You had the day off work
and I had a bit of an ache in my arms
and my period —
not enough to keep me home,
except that you looked so cozy
in your bed, goading me:
“You should do it. Call in sick
and hang out with me.”

For seven years we shared small spaces
cheered each other up onto our soap boxes
had conversations in broken Spanish
played guitars and cards at the kitchen table.
Even then, I knew those nights of movies
and reading books aloud
were our glorious moments of stretching out
basking in the sun
just because it was there.
Two kittens dashed across
slippery tile floors
as two women lay on two sides
of the same wall
and reached out their voices
where their hands didn’t touch.
Except for the nights when talking
wasn’t enough and my body shook
and the tears came rushing down my face
as fast as you came rushing into my room.

But then one day, you wore an expensive white dress
and we had a big party
and that meant that it was time for you to share
small spaces with someone else,
curled up with him in bed just like
kittens curled up on the couch.

And so I have no regrets
about the half lie I once told
so that I could spend the day
beside you on a scratchy green couch.
Not an ounce of guilt
for when we finally gave in
to our desire to be
cats for a day.

I think I can officially count myself “caught up” for that one missing poem, since I technically wrote three poems on Saturday night, all of them about my childhood relationship with My Little Ponies (there was a My Little Pony pic that I used as a prompt in my Picto-Journal). Two of them were terrible, and really what just felt like a ‘warm-up’ for the third, which might actually be worth salvaging. But nobody ever said these poem-a-day creations had to be good! (If that were the case, I wouldn’t be able to count the dreadful six-liner I jotted out last night while my boyfriend was in the bathroom, but count it I did!!)

I met with my writers group tonight via webcam, which was an exciting change full of the suspense of wondering what-in-the-world-the-person-on-the-other-end-might-be-saying. Dropped connections, distorted voices, and frozen videos abound, but it was still really lovely to hear the voices and see the faces of my writing posse. They’ve promised to scope out better Internet possibilities. Technology could be so wonderful if only it would work!

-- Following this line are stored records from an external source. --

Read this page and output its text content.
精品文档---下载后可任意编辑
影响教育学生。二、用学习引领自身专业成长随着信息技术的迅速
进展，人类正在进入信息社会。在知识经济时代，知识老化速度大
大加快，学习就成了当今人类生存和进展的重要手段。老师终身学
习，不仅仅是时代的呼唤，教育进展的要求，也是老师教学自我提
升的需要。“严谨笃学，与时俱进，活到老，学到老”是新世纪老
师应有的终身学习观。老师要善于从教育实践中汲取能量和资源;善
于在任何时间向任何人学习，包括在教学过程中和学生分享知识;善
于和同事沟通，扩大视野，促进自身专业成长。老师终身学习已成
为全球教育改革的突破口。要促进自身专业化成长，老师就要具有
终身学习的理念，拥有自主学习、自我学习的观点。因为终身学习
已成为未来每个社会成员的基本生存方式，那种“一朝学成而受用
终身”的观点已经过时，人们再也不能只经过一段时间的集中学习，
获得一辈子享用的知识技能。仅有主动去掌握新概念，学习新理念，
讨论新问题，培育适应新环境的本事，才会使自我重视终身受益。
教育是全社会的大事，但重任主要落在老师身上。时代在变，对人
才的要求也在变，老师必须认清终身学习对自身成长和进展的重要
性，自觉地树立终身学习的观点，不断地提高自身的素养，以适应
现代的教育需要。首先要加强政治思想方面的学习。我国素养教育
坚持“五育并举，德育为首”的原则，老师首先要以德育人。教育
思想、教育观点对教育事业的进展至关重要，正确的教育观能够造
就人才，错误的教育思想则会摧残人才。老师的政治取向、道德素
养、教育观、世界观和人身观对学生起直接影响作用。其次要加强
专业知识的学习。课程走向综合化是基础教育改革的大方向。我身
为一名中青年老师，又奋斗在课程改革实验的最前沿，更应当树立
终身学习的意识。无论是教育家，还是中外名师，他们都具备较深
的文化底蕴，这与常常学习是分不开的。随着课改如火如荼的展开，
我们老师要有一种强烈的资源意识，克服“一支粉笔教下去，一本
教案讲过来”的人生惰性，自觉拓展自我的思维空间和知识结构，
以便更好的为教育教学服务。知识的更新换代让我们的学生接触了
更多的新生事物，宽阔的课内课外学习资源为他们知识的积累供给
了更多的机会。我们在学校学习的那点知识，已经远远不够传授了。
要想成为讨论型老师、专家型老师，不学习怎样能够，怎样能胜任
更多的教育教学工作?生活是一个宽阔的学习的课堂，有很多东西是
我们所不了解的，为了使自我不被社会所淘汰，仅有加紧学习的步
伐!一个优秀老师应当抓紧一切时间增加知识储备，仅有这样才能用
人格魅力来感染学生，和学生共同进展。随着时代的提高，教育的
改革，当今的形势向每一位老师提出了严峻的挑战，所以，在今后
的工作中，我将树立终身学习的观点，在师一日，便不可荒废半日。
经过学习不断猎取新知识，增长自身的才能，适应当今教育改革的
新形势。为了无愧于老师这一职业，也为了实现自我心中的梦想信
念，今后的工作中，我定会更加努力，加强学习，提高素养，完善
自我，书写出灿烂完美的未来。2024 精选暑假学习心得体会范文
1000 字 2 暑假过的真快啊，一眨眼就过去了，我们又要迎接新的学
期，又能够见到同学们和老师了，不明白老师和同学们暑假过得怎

I’ve been saving the best bit for last: I have a phone meeting on Friday with a publisher who is interested in an anthology of young, Catholic voices. I fielded his “fan-mail” to one of the Young Adult Catholics blog writers last week and decided to respond with a bit of a pitch. We had interest from a Catholic publisher over a year ago in doing a similar project, but his team decided our voices were just too dissident for their press. The press I’ll be talking with on Friday is much more comfortable with dissidence–and that’s the kind of press I like!